Em termos de estilo, o livro não surpreende tanto, o que é muito comum para essa temática noir. Afinal, o objetivo desse formato não é encantar pela estética, mas sim entreter, instigar e prender a atenção do leitor para a história. E aí sim, o livro é plenamente competente.

A autora não deixa muito evidente em que época se passa a história. É facilmente presumível, contudo, levando em conta detalhes que a deixados pelo caminho, como migalhas de pão, que se passe em torno dos anos 50, década em que o livro foi escrito. Mas poderia muito passar-se nos dias de hoje.

Um fenômeno recorrente em boas obras onde o protagonista é o vilão é que o leitor acaba torcendo por ele. Mesmo que saibamos que se trata de um criminoso, é difícil, estando imerso em seus pensamentos, que não criemos certa empatia. Quando conhecemos a história e as motivações, dividimos isso com ele de forma tão íntima, é como se compartilhássemos de suas neuroses.

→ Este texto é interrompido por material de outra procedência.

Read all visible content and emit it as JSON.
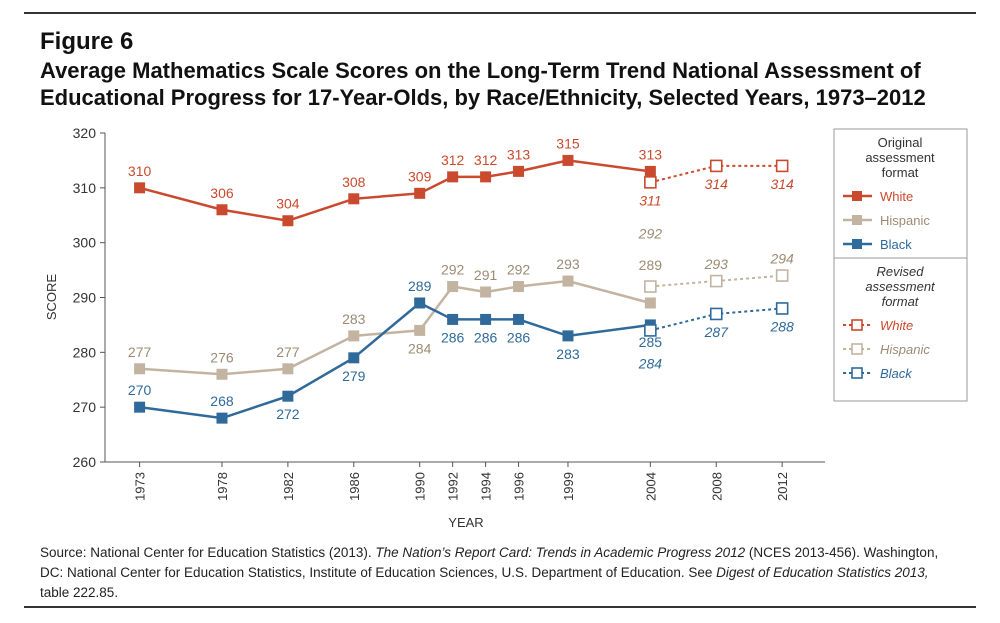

E Ripley é bastante melancólico e profundo durante todo o texto. Profundo, quer dizer, dentro do que são as capacidades de um psicopata. E nesse ponto a autora faz uma representação muito precisa da doença, segundo o que relatou a Dra. Morana. Ripley é um personagem tão bem construído para essa temática que surpreende que nos anos 50, quando não havia ainda tantos estudos sobre o assunto, o quanto a autora foi verossímil.

Outro ponto que se destaca é a geografia e a temática turística embarcada na obra. A autora destaca frequentemente detalhes dos lugares por onde Tom passa, sem, entretanto, ser enfadonha. Descrições tendem a ser sacais em livros – principalmente quando o ritmo exige certa dinâmica como em obras policiais. Só não sei dizer se existe acuidade, pois desconheço os lugares. Suponho, porém, que sim. Patricia consegue pincelar sobre a beleza – principalmente da Itália – sem se perder em delongas. Um toque da maestria que evidencia o merecimento do prêmio Edgar Alan Poe de melhor romance e o Grand Prix de Littérature Policière de melhor romance policial.

O protagonista se torna tão interessante que deu origem a diversas continuações da obra. Também houveram adaptações teatrais e cinematográficas, sendo a mais famosa intitulada Plein Soleil, filme francês de 1960, estrelado por Alain Delon no papel de Ripley. Não assisti aos demais, mas este me desagradou profundamente, mostrando um Ripley absolutamente diferente do livro. Não deve ser tomado como referência para se julgar a obra escrita.